Lavoratori in nero e scarsa sicurezza:
sequestrata una barberia,
sospesi un opificio e tre alimentari etnici
OPERAZIONE dei carabinieri del Nucleo ispettorato del lavoro a Civitanova, Montecosaro e Morrovalle: riscontrate gravi violazioni e l'impiego di manodopera senza permesso di soggiorno
Lavoratori in nero e violazioni in materia di sicurezza: cinque attività sospese e un sequestro preventivo. E’ il bilancio dell’attività dei carabinieri del Nucleo ispettorato del lavoro di Macerata nell’ultimo periodo.
A Civitanova i militari hanno sequestrato una barberia gestita da un egiziano. L’attività era già stata sospesa il mese scorso per aver impiegato manodopera irregolare e senza permesso di soggiorno, nonché per gravi violazioni in materia di sicurezza e per non aver mai provveduto alla redazione dei documenti obbligatori inerenti la sicurezza dei lavoratori. Visto che il titolare non ha rispettato la sospensione, su disposizione della procura è scattato il sequestro preventivo dell’immobile.
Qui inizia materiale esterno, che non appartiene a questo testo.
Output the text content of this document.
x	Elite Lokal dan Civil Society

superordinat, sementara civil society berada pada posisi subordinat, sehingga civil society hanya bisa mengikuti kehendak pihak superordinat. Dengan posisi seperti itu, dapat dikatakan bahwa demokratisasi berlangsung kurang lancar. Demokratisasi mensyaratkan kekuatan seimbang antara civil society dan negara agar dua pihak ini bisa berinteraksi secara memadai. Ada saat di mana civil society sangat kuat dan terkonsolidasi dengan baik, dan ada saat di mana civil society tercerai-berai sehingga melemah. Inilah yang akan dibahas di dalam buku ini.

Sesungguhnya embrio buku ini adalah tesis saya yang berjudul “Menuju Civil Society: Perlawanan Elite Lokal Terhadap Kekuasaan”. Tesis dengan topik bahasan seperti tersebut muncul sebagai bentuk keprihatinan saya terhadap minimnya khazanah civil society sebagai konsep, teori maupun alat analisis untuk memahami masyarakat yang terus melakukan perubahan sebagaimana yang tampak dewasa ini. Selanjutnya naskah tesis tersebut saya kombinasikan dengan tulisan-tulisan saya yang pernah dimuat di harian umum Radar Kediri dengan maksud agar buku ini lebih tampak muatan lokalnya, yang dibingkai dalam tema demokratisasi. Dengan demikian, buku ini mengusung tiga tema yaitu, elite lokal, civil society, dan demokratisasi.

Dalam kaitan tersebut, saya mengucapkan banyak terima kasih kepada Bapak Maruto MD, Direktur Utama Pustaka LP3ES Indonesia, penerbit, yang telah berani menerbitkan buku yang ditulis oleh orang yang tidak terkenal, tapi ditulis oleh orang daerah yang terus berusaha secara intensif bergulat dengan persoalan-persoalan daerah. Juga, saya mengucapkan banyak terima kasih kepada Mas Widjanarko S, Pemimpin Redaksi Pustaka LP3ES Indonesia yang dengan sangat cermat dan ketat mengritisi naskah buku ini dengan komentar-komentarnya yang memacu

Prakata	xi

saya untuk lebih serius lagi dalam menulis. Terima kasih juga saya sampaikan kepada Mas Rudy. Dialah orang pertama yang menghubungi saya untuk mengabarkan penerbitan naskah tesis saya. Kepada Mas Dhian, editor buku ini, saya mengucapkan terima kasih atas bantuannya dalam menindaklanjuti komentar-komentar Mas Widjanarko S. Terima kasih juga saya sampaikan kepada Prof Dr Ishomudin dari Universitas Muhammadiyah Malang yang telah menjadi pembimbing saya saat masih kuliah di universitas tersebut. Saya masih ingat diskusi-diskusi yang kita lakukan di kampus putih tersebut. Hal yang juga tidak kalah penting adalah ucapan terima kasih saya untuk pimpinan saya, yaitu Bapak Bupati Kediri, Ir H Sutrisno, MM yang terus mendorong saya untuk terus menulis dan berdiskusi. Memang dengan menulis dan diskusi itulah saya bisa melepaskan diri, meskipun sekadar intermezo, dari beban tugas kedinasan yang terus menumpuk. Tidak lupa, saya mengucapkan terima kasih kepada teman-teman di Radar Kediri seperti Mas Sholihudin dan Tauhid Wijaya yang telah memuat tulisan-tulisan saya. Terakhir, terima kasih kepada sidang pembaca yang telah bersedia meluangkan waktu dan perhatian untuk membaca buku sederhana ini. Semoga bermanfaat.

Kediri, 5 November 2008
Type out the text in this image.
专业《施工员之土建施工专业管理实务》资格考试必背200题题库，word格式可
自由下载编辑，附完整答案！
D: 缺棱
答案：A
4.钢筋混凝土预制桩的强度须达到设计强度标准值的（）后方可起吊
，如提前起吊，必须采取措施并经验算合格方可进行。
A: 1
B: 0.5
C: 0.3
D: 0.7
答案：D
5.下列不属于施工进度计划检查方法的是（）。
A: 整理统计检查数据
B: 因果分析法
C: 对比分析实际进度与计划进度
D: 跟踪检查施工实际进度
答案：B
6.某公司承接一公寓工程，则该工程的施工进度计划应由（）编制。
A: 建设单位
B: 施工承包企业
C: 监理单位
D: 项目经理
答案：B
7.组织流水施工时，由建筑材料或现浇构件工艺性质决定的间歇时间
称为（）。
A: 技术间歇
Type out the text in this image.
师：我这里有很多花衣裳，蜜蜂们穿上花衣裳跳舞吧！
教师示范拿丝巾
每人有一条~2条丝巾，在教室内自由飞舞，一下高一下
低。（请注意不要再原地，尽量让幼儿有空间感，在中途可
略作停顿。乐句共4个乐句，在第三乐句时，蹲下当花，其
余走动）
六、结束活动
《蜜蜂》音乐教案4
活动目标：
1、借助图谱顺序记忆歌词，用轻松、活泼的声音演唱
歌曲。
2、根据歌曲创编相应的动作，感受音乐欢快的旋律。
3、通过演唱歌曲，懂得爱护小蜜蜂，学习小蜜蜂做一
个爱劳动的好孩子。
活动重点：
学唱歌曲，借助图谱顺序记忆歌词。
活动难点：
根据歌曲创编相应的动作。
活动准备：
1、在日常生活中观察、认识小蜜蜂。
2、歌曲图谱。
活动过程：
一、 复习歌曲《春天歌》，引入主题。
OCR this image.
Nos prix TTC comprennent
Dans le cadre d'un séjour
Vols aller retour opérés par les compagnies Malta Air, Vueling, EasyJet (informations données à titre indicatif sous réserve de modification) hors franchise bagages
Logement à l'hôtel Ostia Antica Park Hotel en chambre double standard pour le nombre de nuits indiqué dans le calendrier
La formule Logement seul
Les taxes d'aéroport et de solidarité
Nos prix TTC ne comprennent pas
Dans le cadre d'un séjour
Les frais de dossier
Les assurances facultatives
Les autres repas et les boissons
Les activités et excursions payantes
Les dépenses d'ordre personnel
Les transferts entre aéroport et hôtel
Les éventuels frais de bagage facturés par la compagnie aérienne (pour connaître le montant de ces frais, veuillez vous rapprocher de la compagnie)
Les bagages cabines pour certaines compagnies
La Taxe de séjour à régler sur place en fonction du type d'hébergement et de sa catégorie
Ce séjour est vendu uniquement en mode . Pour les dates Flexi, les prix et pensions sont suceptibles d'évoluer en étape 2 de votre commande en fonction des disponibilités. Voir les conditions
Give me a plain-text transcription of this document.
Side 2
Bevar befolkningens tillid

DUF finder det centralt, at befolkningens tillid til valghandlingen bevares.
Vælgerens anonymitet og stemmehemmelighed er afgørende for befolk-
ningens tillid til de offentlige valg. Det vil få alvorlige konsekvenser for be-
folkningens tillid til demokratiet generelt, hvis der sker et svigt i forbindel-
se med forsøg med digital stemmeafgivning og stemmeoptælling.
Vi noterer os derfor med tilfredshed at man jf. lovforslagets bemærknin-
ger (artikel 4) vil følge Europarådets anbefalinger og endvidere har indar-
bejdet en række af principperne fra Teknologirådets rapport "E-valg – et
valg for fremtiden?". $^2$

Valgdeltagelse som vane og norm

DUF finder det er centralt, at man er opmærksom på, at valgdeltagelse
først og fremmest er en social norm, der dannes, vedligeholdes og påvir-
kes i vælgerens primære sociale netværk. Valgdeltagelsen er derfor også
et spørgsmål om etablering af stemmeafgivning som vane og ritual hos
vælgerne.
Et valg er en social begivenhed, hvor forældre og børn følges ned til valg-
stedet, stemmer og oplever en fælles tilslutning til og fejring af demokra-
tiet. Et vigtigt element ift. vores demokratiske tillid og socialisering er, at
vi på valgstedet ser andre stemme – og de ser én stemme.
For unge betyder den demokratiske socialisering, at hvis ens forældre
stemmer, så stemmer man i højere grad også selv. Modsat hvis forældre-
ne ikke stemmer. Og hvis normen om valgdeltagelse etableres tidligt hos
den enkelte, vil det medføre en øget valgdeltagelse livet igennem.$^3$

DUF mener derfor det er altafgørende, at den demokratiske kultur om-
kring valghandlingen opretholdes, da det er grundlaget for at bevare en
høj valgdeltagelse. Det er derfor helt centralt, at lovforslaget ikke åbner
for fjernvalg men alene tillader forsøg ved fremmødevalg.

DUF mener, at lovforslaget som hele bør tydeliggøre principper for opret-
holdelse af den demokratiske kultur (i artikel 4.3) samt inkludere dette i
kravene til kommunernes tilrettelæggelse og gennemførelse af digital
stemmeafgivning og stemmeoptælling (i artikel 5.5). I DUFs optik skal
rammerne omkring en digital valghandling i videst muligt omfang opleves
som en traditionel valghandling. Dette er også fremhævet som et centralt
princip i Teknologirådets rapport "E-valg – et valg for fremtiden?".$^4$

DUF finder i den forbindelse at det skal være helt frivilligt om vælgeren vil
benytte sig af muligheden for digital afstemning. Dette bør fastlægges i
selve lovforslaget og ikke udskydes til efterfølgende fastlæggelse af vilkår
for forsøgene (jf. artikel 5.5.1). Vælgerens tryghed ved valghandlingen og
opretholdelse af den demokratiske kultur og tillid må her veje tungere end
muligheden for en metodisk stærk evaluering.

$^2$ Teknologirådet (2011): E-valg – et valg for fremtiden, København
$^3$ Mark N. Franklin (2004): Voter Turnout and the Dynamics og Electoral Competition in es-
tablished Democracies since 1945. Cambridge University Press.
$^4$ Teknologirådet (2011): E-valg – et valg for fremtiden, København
A Montecosaro, invece, il Nil e i militari della locale stazione hanno sospeso un opificio gestito da un cinese per gravi violazioni in materia di sicurezza. Elevate 17 prescrizioni per l’omessa redazione del documento di valutazione dei rischi, l’omessa visita medica dei lavoratori, l’omessa consegna dispositivi individuali di protezione, l’omessa informazione dei lavoratori. Infine a Morrovalle i militari del Nil e la polizia locale hanno controllato tre negozi di alimentari etnici. Anche in questo caso sono state riscontrate gravi violazioni in materia di sicurezza in tutte e tre le attività, che sono state sospese. Quindici le prescrizioni per omessa redazione del documento di valutazione dei rischi, omessa visita medica dei lavoratori, omessa consegna dispositivi individuali di protezione, omessa informazione dei lavoratori.
(redazione CM)
Tanto per restare in argomento: gli immigrati gestori di attività nella stragrande maggioranza non rispettano le regole basta leggere le cronache
La Cina è vicina, sempre.
Per inciso, all’autore del “pezzo” direi che il termine “barberia” è errato. Quello corretto è “barbieria”, con la “i”, perché deriva da barbiere (e non da barba).
Per fare onore alla correttezza lessicale!